Con el Kubrick de 2001: A Space Odyssey como principal referente visual, el ganador de la Palma de Oro realiza a lo largo del filme un lírico recorrido por la evolución del universo desde el Big Bang. Se ha escuchado y leído mucho que la película es abstracta, con una narración fragmentada y nada convencional. En realidad, es extremadamente lineal, desde el nacimiento hasta el ocaso del mundo. Esta estructura, cimentada en elipsis, solo se rompe en el capítulo protagonizado por Brad Pitt y Abigail Chastain, que ocupa gran parte del metraje; y en el que se infiltra de forma subrepticia un eterno flash-forward del hijo crecidito de la pareja, encarnado por Sean Penn.

El actor ha expresado recientemente su descontento con el director por recortarle el papel en la sala de montaje, y reducirlo casi a una voz en off. Una versión extendida de la cinta no habría hecho más que ralentizar una narración ya de por sí pretendidamente lenta y reflexiva. El personaje de Penn sirve en realidad de contrapunto a los de Pitt y Chastain para realizar una lectura demiúrgica de nuestros tiempos, frente al tono bíblico de la infancia del protagonista, en los años 50.

La figura del padre (inmenso Brad Pitt) es una clara encarnación del Dios del Antiguo Testamento, siguiendo los modelos pedagógicos de la posguerra. Resulta una figura autoritaria, que educa desde una férrea autoridad, por momentos irracional y carente de argumentos. Se relaciona con los hijos a través de la disciplina y el castigo. Lógico que se rebelen contra él, buscando refugio en una madre protectora, que acaba concibiendo el pecado original, dejando a sus niños desamparados.

El primogénito, presionado para triunfar, con el deber de transmitir el legado familiar, ve como la atención y los cuidados recaen en su hermano menor, más del gusto del padre. La envidia provoca que lo acabe hiriendo en uno de sus aparentemente inofensivos juegos. Caín y Abel.

Pero es evidente que Malick ha consultado más libros que los del cristianismo. Solo para empezar, convierte al hijo en arquitecto de prestigio, en uno de los encargados de definir las líneas de nuestro mundo. Jugando con extremadas perspectivas y contrapicados, hace de Penn un gigante entre los hombres, demiurgo de nuestra realidad. Es una evolución más acorde a los tiempos que corren de su Dios padre.

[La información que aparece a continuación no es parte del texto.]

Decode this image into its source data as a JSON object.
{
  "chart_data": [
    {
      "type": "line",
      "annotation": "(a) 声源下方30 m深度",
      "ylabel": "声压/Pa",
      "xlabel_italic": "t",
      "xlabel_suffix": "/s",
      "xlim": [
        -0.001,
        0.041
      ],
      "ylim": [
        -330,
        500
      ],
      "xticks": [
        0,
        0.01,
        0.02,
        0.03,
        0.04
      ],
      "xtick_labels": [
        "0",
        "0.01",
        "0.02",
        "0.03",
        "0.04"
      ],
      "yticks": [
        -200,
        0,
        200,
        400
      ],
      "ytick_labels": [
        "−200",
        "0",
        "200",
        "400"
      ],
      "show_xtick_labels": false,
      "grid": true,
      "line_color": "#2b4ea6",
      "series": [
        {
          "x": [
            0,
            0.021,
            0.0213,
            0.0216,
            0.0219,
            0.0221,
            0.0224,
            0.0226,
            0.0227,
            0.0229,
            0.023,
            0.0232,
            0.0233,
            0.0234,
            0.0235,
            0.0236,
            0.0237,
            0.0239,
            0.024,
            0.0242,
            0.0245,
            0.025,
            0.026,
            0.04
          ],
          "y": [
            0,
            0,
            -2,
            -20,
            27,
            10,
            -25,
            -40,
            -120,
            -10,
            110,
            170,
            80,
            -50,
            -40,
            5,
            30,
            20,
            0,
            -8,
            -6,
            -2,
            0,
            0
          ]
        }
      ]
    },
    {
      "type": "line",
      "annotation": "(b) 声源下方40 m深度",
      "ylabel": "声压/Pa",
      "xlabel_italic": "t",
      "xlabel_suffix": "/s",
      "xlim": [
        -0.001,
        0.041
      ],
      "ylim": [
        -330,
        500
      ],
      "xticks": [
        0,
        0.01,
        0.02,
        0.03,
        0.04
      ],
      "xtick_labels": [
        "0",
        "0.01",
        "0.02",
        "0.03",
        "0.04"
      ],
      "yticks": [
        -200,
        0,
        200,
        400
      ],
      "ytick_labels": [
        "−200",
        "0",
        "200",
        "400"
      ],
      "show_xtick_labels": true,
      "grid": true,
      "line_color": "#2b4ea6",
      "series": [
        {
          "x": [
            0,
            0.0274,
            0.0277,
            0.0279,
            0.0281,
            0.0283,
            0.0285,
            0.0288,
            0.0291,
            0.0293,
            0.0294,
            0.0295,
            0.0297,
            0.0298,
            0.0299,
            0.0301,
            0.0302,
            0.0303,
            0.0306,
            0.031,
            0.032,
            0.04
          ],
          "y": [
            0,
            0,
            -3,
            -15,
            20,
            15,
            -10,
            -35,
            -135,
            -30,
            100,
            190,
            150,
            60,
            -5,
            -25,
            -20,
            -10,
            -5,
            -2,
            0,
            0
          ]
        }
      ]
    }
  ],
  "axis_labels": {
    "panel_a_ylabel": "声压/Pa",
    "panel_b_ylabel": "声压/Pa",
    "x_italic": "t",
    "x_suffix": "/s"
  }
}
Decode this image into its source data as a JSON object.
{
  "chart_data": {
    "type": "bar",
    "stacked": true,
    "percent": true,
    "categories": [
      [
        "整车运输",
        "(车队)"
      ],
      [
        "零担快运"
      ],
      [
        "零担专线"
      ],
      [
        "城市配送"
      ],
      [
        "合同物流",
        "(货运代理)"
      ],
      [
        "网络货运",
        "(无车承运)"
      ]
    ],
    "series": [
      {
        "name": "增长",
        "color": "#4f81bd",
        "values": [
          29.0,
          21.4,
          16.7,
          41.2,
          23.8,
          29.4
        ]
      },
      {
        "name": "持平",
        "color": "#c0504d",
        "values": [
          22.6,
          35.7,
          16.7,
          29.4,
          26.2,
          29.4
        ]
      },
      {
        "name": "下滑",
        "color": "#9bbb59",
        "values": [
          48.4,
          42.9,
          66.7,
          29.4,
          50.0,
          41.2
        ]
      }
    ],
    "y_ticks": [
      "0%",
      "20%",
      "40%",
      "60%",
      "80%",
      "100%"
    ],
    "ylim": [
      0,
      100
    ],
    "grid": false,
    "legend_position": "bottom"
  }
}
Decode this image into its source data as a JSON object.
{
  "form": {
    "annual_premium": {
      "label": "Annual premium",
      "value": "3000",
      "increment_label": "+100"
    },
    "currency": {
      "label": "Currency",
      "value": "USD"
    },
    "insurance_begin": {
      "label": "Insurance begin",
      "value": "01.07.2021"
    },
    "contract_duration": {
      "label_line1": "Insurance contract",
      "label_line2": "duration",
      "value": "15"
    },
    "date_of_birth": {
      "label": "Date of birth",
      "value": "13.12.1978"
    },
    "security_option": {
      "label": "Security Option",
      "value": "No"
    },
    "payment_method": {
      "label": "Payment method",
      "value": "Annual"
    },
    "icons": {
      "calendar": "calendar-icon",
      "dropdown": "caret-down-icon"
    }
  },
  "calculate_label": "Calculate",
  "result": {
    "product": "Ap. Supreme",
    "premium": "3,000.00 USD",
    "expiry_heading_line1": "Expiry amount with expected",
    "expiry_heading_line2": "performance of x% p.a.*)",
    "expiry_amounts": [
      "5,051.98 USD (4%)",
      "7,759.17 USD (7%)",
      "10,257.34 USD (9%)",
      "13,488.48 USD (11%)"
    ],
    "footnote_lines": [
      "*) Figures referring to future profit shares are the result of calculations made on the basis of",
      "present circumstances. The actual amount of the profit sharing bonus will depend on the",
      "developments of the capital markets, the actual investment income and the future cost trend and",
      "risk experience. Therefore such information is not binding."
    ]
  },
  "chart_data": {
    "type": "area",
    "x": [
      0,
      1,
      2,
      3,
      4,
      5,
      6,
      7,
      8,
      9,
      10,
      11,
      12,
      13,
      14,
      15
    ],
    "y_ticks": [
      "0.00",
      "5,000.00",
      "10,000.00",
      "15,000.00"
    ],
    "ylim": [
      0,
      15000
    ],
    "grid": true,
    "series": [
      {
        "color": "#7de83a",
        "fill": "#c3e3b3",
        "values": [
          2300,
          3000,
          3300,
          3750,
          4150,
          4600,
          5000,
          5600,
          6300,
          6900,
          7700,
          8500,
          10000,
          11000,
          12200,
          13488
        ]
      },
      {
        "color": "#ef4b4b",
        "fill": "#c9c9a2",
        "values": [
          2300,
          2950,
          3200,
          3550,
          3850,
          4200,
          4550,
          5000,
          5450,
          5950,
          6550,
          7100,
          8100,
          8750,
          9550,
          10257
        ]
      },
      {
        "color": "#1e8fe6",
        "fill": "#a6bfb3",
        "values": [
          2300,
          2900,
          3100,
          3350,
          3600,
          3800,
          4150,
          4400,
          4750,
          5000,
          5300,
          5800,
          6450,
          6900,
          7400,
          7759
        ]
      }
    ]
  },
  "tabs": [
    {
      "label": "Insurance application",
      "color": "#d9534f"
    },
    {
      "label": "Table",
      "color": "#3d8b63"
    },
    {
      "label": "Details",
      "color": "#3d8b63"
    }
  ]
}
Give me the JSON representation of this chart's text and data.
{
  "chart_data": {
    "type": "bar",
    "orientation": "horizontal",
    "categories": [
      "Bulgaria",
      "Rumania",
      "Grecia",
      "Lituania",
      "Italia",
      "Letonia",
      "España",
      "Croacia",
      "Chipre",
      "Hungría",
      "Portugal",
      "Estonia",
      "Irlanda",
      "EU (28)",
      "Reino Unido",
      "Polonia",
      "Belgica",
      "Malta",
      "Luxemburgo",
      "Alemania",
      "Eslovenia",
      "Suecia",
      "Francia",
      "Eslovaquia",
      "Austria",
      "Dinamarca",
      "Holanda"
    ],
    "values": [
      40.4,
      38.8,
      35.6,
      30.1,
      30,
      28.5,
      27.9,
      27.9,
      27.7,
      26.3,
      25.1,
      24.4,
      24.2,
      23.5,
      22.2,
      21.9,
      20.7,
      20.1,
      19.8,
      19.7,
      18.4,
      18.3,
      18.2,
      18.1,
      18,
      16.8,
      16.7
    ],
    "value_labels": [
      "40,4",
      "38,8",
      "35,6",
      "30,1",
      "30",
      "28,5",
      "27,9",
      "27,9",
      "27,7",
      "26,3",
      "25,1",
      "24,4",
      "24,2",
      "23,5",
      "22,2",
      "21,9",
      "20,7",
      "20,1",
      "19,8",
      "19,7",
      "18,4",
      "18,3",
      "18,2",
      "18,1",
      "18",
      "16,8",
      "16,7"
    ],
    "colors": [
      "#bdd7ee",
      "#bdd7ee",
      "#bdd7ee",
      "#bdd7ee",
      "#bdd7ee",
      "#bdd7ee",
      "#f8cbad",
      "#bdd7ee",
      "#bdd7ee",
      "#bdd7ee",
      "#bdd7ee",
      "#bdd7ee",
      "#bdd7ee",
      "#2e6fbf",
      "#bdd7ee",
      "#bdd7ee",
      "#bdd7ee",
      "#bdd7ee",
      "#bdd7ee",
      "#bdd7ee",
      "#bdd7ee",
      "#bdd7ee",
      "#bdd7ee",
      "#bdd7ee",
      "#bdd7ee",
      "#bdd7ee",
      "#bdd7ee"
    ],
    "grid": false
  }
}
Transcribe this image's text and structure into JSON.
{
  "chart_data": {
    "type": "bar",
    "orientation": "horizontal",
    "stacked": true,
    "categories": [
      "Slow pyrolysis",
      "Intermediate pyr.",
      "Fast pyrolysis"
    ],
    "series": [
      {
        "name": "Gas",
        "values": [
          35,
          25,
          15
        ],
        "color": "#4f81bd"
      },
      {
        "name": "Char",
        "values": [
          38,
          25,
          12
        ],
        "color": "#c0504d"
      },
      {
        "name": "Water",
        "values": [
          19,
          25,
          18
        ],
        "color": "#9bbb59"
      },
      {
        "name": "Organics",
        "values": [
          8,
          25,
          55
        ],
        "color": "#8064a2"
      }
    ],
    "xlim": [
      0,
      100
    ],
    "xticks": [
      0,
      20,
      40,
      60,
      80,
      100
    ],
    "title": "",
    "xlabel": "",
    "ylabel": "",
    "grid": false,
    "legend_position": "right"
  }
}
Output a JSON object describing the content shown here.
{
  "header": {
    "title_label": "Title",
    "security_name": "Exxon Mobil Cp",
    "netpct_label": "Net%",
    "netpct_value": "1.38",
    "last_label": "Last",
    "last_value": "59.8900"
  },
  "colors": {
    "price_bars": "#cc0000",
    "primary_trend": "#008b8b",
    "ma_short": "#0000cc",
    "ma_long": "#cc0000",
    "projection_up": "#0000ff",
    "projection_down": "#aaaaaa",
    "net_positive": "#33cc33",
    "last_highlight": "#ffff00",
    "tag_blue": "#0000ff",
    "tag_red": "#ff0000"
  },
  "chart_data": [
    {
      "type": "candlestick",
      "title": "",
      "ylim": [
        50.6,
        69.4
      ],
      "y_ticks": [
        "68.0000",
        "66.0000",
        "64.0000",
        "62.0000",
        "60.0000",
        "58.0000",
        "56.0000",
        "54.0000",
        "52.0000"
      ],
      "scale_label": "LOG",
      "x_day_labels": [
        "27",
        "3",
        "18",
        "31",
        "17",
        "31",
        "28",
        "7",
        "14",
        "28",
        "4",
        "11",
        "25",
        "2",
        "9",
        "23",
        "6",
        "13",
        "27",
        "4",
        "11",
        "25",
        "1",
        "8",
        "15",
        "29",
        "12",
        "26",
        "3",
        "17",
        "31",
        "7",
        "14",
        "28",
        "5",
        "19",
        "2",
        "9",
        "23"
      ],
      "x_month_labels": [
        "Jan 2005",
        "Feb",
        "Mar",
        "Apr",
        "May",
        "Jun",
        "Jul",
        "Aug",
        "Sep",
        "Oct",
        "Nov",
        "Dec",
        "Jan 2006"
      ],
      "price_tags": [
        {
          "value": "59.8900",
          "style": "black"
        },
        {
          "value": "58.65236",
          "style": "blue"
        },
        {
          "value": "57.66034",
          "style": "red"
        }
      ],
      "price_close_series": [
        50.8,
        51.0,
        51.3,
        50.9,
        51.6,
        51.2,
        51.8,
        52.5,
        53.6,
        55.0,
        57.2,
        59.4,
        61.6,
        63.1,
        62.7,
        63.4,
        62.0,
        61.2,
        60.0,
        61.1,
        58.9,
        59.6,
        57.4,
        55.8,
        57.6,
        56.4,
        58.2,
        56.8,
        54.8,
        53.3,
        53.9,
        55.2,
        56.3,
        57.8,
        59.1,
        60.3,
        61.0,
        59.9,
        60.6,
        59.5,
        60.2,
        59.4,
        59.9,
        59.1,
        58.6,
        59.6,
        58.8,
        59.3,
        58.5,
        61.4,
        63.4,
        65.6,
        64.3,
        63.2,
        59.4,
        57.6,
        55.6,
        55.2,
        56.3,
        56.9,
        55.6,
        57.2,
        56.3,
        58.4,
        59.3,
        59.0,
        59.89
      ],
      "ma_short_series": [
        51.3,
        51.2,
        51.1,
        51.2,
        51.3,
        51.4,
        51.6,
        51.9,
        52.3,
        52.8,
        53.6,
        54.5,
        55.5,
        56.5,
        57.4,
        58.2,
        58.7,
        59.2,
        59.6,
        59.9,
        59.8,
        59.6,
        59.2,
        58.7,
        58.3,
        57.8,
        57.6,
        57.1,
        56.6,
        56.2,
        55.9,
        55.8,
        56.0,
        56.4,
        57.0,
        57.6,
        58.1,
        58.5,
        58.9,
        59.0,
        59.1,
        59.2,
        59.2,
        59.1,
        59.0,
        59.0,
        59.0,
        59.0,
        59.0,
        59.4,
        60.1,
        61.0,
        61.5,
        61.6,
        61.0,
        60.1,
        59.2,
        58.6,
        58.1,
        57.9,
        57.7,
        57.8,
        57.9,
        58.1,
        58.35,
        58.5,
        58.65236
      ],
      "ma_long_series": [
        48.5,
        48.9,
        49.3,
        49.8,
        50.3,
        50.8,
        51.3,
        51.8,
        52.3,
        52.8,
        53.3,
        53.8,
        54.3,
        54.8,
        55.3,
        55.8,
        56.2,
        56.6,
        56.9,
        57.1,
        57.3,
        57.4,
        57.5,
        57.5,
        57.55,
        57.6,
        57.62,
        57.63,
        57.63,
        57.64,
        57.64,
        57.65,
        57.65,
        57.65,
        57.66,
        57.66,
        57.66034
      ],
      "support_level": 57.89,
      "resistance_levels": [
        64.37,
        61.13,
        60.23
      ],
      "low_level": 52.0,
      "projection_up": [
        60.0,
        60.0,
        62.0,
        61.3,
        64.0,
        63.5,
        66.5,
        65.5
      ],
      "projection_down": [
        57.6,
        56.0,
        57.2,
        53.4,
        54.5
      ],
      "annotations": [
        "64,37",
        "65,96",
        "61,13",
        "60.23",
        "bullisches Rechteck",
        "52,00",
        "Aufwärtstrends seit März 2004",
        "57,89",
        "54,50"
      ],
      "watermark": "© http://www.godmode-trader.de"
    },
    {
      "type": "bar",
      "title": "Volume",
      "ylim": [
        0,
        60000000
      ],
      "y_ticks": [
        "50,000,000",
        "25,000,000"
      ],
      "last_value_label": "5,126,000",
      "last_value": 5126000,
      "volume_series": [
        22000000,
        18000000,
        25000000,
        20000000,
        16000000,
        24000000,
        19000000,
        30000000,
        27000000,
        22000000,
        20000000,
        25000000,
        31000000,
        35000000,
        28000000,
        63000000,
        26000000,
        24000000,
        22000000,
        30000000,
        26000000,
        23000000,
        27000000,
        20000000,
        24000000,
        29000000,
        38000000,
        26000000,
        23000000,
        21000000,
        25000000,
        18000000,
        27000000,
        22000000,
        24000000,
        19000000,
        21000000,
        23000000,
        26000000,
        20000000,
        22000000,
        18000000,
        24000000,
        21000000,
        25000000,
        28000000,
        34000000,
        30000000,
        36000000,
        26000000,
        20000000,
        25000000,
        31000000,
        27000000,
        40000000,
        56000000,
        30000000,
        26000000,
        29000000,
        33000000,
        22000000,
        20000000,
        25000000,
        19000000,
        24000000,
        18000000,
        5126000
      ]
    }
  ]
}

En términos platónicos, vendría siendo un ente que pone en orden la materia para construir una copia defectuosa del excelso mundo de las ideas. Aún con la perfección de sus cálculos, el arquitecto está falto del tacto humano, presencia que desaparece casi por completo entre las frías construcciones de este trecho del filme. Solitario y ajeno a los asuntos de la Terra, el demiurgo no puede más que contemplar a los seres humanos desde la incomprensión.

Parece que Malick es un deísta resentido con las respuestas de la religión y sus rectores imperfectos, por lo que decide envolver a sus personajes en una evolución panteísta del universo, quizás la única interpretación de la vida que encuentra soportable, incluso frente a la muerte, punto de arranque de la cinta.

El título da ya una pista de su inequívoca intención, pues el árbol de la vida es un concepto filosófico, casi místico, que hace referencia a la interconexión de todos los elementos del universo, metáfora también de la teoría de la evolución e interpretación claramente panteísta del mundo. Ciencia y religión no suelen ir de la mano, pero esta película logra crear una comunión entre ambas a partir de sus poéticas imágenes.

Es precisamente en esta parte abstracta de la cinta, que desarrolla de manera casi orquestal la teoría más famosa de Darwin, donde está condensada toda la belleza de un filme irregular y atractivo al mismo tiempo, único en su especie; tan complejo que seguramente generará ríos de tinta, quizás en la búsqueda de un sentido por parte de la comunidad religiosa que rinde culto a Malick: la cinefilia.